Vitis Tutorials: Hardware Acceleration (XD099)

Document ID
XD099
Release Date
2023-11-13
Version
2023.2 English

This section will discuss the baseline software implementation and performance measurements, which will be used to gauge the acceleration requirements given the performance constraints.

The convolution filter is implemented in the software using a typical multi-level nested loop structure. The outer two loops define the pixel to be processed (iterating over each pixel). The inner two loops perform the sum-of-product (SOP) operation, actual convolution filtering between the coefficient matrix and the selected sub-matrix from the image centered around the processed pixel.

TIP: Boundary conditions where it is not possible to center sub-matrix around a given pixel require special processing. This algorithm assumes all pixels beyond the boundary of the image have zero values.

void Filter2D(
        const char           coeffs[FILTER_V_SIZE][FILTER_H_SIZE],
        float                factor,
        short                bias,
        unsigned short       width,
        unsigned short       height,
        unsigned short       stride,
        const unsigned char *src,
        unsigned char       *dst)
{
    for(int y=0; y<height; ++y)
    {
        for(int x=0; x<width; ++x)
        {
            // Apply 2D filter to the pixel window
            int sum = 0;
            for(int row=0; row<FILTER_V_SIZE; row++)
            {
                for(int col=0; col<FILTER_H_SIZE; col++)
                {
                    unsigned char pixel;
                    int xoffset = (x+col-(FILTER_H_SIZE/2));
                    int yoffset = (y+row-(FILTER_V_SIZE/2));
                    // Deal with boundary conditions : clamp pixels to 0 when outside of image 
                    if ( (xoffset<0) || (xoffset>=width) || (yoffset<0) || (yoffset>=height) ) {
                        pixel = 0;
                    } else {
                        pixel = src[yoffset*stride+xoffset];
                    }
                    sum += pixel*coeffs[row][col];
                }
            }
            
            // Normalize and saturate result
            unsigned char outpix = MIN(MAX((int(factor * sum)+bias), 0), 255);

            // Write output
            dst[y*stride+x] = outpix;
        }
    }
}

The following snapshot shows how the top-level function calls the convolution filter function for an image with three components or channels. Here the OpenMP pragma is used to parallelize software execution using multiple threads. You can open src/host_randomized.cpp and src/filter2d_sw.cpp from the tutorial directory to examine all the implementation details.

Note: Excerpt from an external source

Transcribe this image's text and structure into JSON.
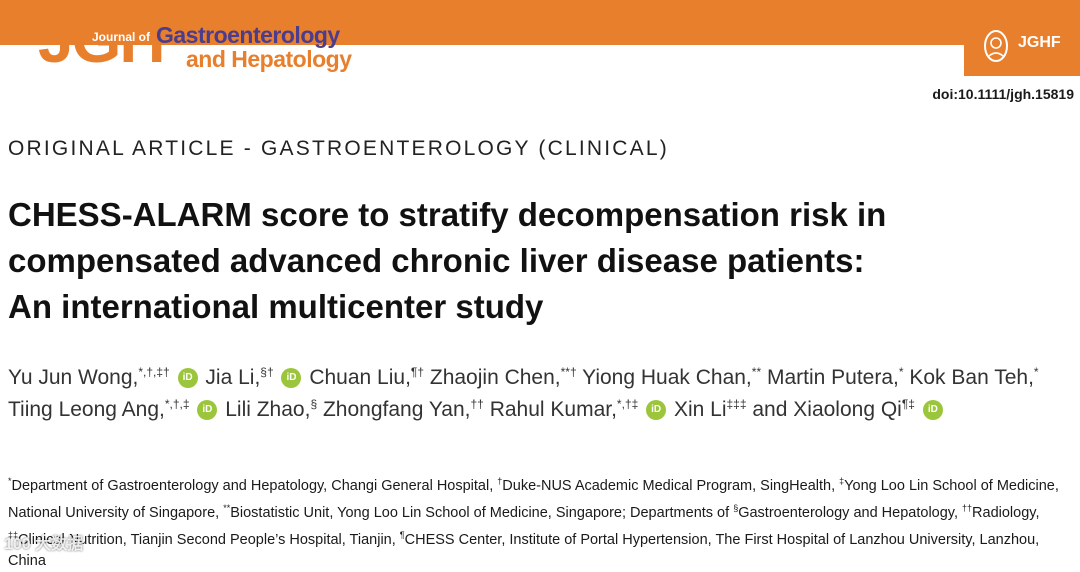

   #pragma omp parallel for num_threads(3)
  for(int n=0; n<numRunsSW; n++) 
  {
    // Compute reference results
    Filter2D(filterCoeffs[filterType], factor, bias, width, height, stride, y_src, y_ref);
    Filter2D(filterCoeffs[filterType], factor, bias, width, height, stride, u_src, u_ref);
    Filter2D(filterCoeffs[filterType], factor, bias, width, height, stride, v_src, v_ref);
  }